彼女は今ままで、ラビニアのお付き侍女であることを笠に着て、王宮内で他の侍女に対して高圧的に当たることができたから。
それがなくなるどころか、ラビニアの怒りを受けて王宮を追放される、といった噂はあっという間に貴族中でひぃろまるだろう。

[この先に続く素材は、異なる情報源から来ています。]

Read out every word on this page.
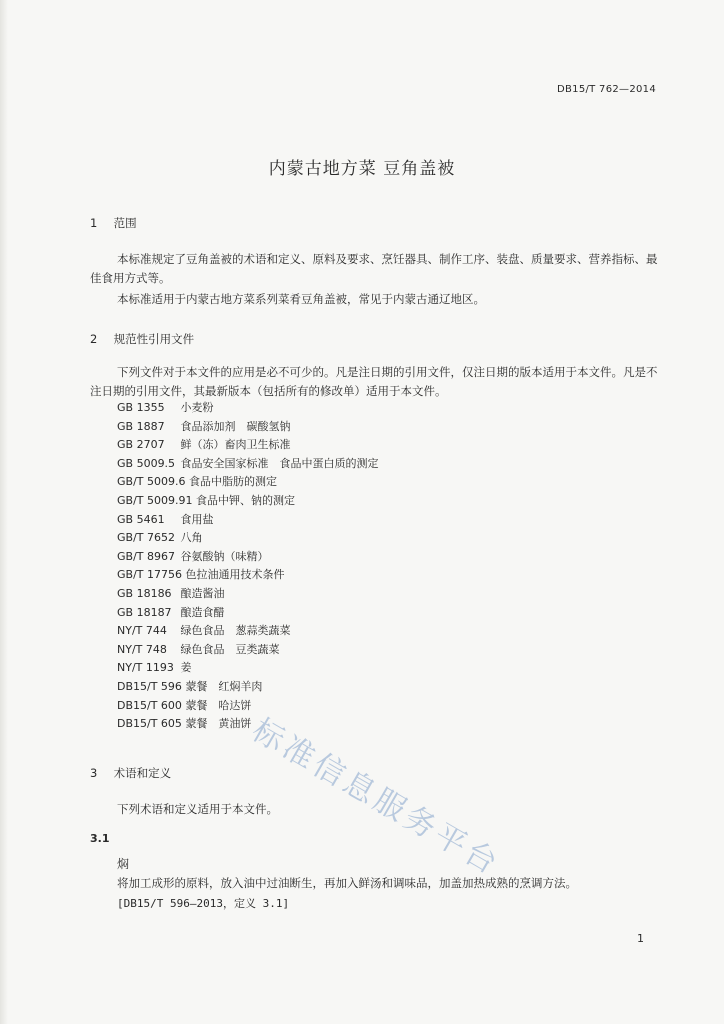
DB15/T 762—2014
内蒙古地方菜 豆角盖被
1 范围
本标准规定了豆角盖被的术语和定义、原料及要求、烹饪器具、制作工序、装盘、质量要求、营养指标、最佳食用方式等。
本标准适用于内蒙古地方菜系列菜肴豆角盖被，常见于内蒙古通辽地区。
2 规范性引用文件
下列文件对于本文件的应用是必不可少的。凡是注日期的引用文件，仅注日期的版本适用于本文件。凡是不注日期的引用文件，其最新版本（包括所有的修改单）适用于本文件。
GB 1355 小麦粉
GB 1887 食品添加剂　碳酸氢钠
GB 2707 鲜（冻）畜肉卫生标准
GB 5009.5 食品安全国家标准　食品中蛋白质的测定
GB/T 5009.6 食品中脂肪的测定
GB/T 5009.91 食品中钾、钠的测定
GB 5461 食用盐
GB/T 7652 八角
GB/T 8967 谷氨酸钠（味精）
GB/T 17756 色拉油通用技术条件
GB 18186 酿造酱油
GB 18187 酿造食醋
NY/T 744 绿色食品　葱蒜类蔬菜
NY/T 748 绿色食品　豆类蔬菜
NY/T 1193 姜
DB15/T 596 蒙餐　红焖羊肉
DB15/T 600 蒙餐　哈达饼
DB15/T 605 蒙餐　黄油饼
3 术语和定义
下列术语和定义适用于本文件。
3.1
焖
将加工成形的原料，放入油中过油断生，再加入鲜汤和调味品，加盖加热成熟的烹调方法。
[DB15/T 596—2013，定义 3.1]
标准信息服务平台
1
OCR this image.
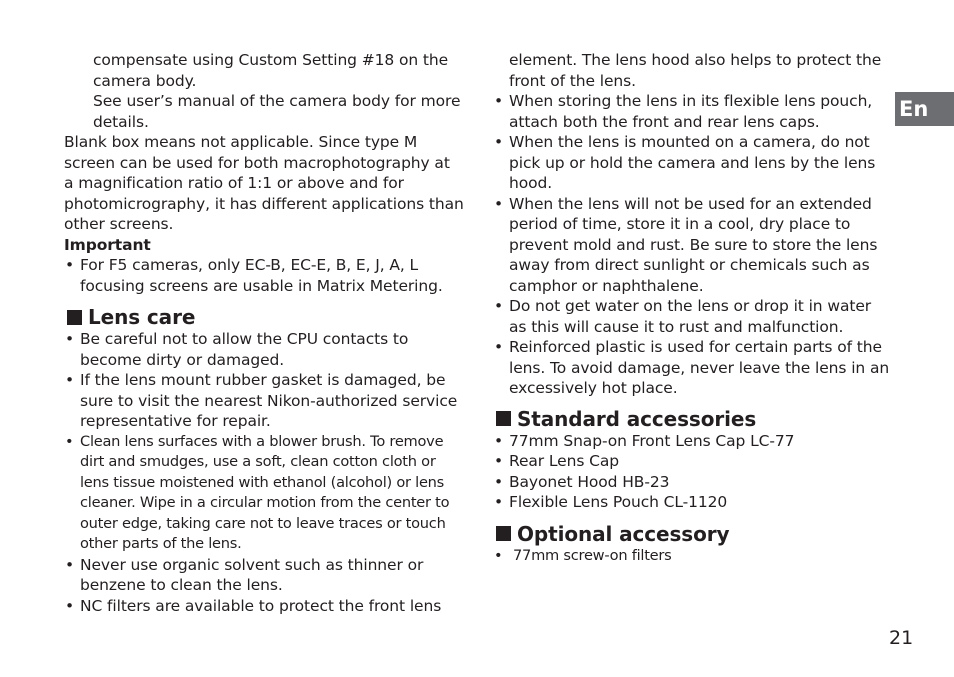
compensate using Custom Setting #18 on the camera body.

See user’s manual of the camera body for more details.

Blank box means not applicable. Since type M screen can be used for both macrophotography at a magnification ratio of 1:1 or above and for photomicrography, it has different applications than other screens.

Important

• For F5 cameras, only EC-B, EC-E, B, E, J, A, L focusing screens are usable in Matrix Metering.
Lens care
• Be careful not to allow the CPU contacts to become dirty or damaged.
• If the lens mount rubber gasket is damaged, be sure to visit the nearest Nikon-authorized service representative for repair.
• Clean lens surfaces with a blower brush. To remove dirt and smudges, use a soft, clean cotton cloth or lens tissue moistened with ethanol (alcohol) or lens cleaner. Wipe in a circular motion from the center to outer edge, taking care not to leave traces or touch other parts of the lens.
• Never use organic solvent such as thinner or benzene to clean the lens.
• NC filters are available to protect the front lens

element. The lens hood also helps to protect the front of the lens.

• When storing the lens in its flexible lens pouch, attach both the front and rear lens caps.
• When the lens is mounted on a camera, do not pick up or hold the camera and lens by the lens hood.
• When the lens will not be used for an extended period of time, store it in a cool, dry place to prevent mold and rust. Be sure to store the lens away from direct sunlight or chemicals such as camphor or naphthalene.
• Do not get water on the lens or drop it in water as this will cause it to rust and malfunction.
• Reinforced plastic is used for certain parts of the lens. To avoid damage, never leave the lens in an excessively hot place.
Standard accessories
• 77mm Snap-on Front Lens Cap LC-77
• Rear Lens Cap
• Bayonet Hood HB-23
• Flexible Lens Pouch CL-1120
Optional accessory
• 77mm screw-on filters
En
21
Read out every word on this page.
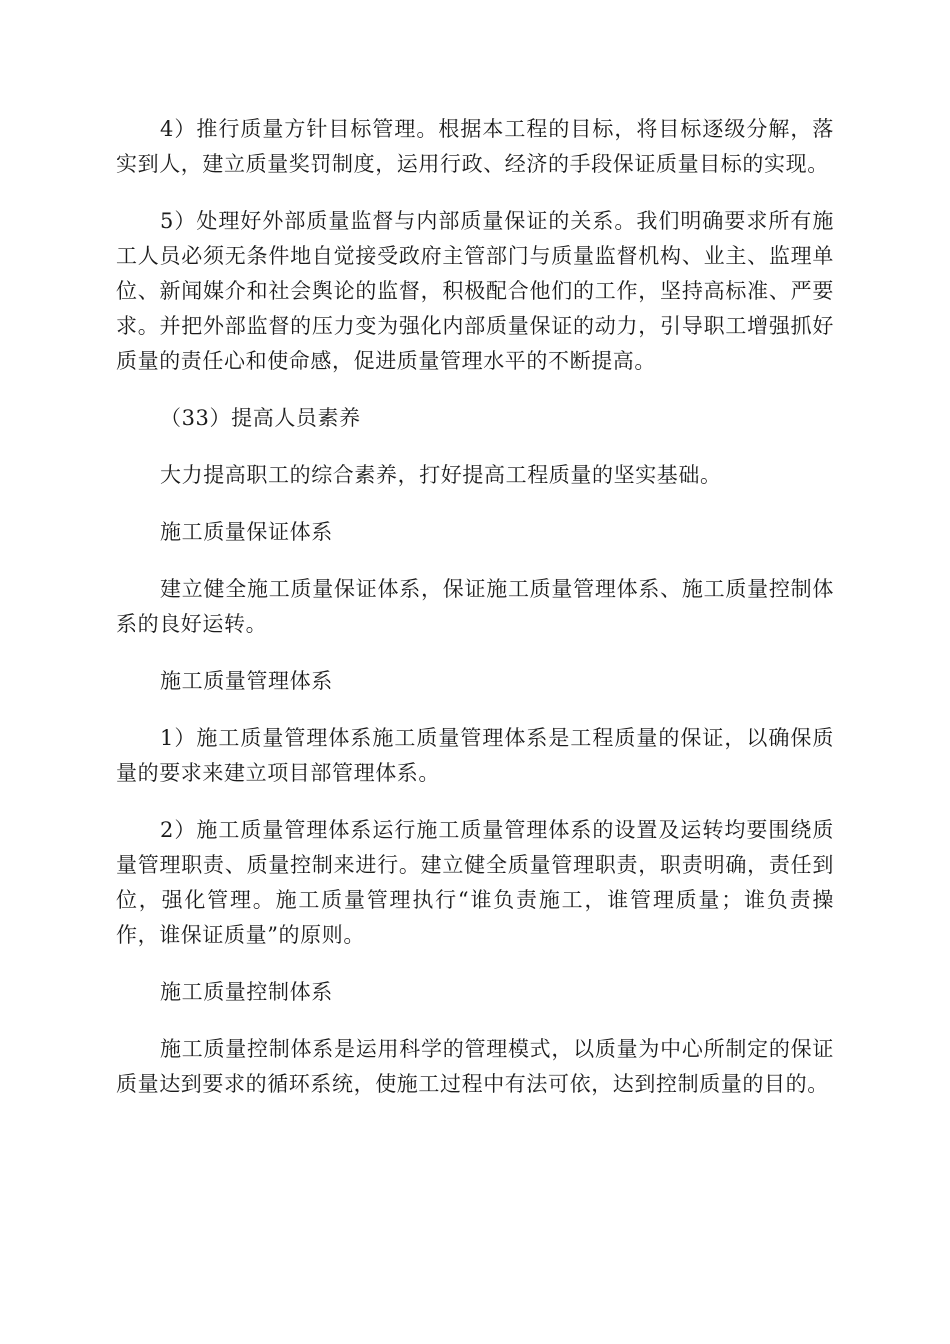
4）推行质量方针目标管理。根据本工程的目标，将目标逐级分解，落实到人，建立质量奖罚制度，运用行政、经济的手段保证质量目标的实现。

5）处理好外部质量监督与内部质量保证的关系。我们明确要求所有施工人员必须无条件地自觉接受政府主管部门与质量监督机构、业主、监理单位、新闻媒介和社会舆论的监督，积极配合他们的工作，坚持高标准、严要求。并把外部监督的压力变为强化内部质量保证的动力，引导职工增强抓好质量的责任心和使命感，促进质量管理水平的不断提高。

（33）提高人员素养

大力提高职工的综合素养，打好提高工程质量的坚实基础。

施工质量保证体系

建立健全施工质量保证体系，保证施工质量管理体系、施工质量控制体系的良好运转。

施工质量管理体系

1）施工质量管理体系施工质量管理体系是工程质量的保证，以确保质量的要求来建立项目部管理体系。

2）施工质量管理体系运行施工质量管理体系的设置及运转均要围绕质量管理职责、质量控制来进行。建立健全质量管理职责，职责明确，责任到位，强化管理。施工质量管理执行“谁负责施工，谁管理质量；谁负责操作，谁保证质量”的原则。

施工质量控制体系

施工质量控制体系是运用科学的管理模式，以质量为中心所制定的保证质量达到要求的循环系统，使施工过程中有法可依，达到控制质量的目的。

そうなったら、彼女の貴族夫人としての社交界は終わったも同然であろうことは、目に見えている。

「お、お待ちくださいっ! それだけは何とか……」
「私、貴方をお茶を淹れてくれるためだけに、側に置いたの。それができない役立たずは要らないの。早くお金になってくれない?」
「何でも、何でもいたしますから……ラビニア様のお側に……」
「へぇ……何でも、ねぇ……」

その言葉を聞いたラビニアは、何かをひらめいたようだ。

「ほんとに何でもしてくれるのね?」
「は、はい……」
「そう、じゃあ……」

というとラビニアは、侍女の耳元に自身の顔を近づけると。

「…………」
「!? ……そ、それは……」

彼女の耳元で何かを話している。
その内容に驚く侍女。

「できないの?」

ラビニアのいうことを聞くか、下級貴族のもとへ強制的に嫁がされるか。
侍女に拒否権はなく……

「か、かしこまりました……」

彼女は、自身の着ている服のボタンに手をかけ、それを外していく。
足元に落ちる侍女の服。

「そうよ。あの女がいないなら、代わりを用意すれば済む話じゃない♪」



ラビニアの部屋からは、バチンッ!という、何かを叩いている音が、何度も響いていた。

それに反応するように、女性のすすり泣く声も微かにしている。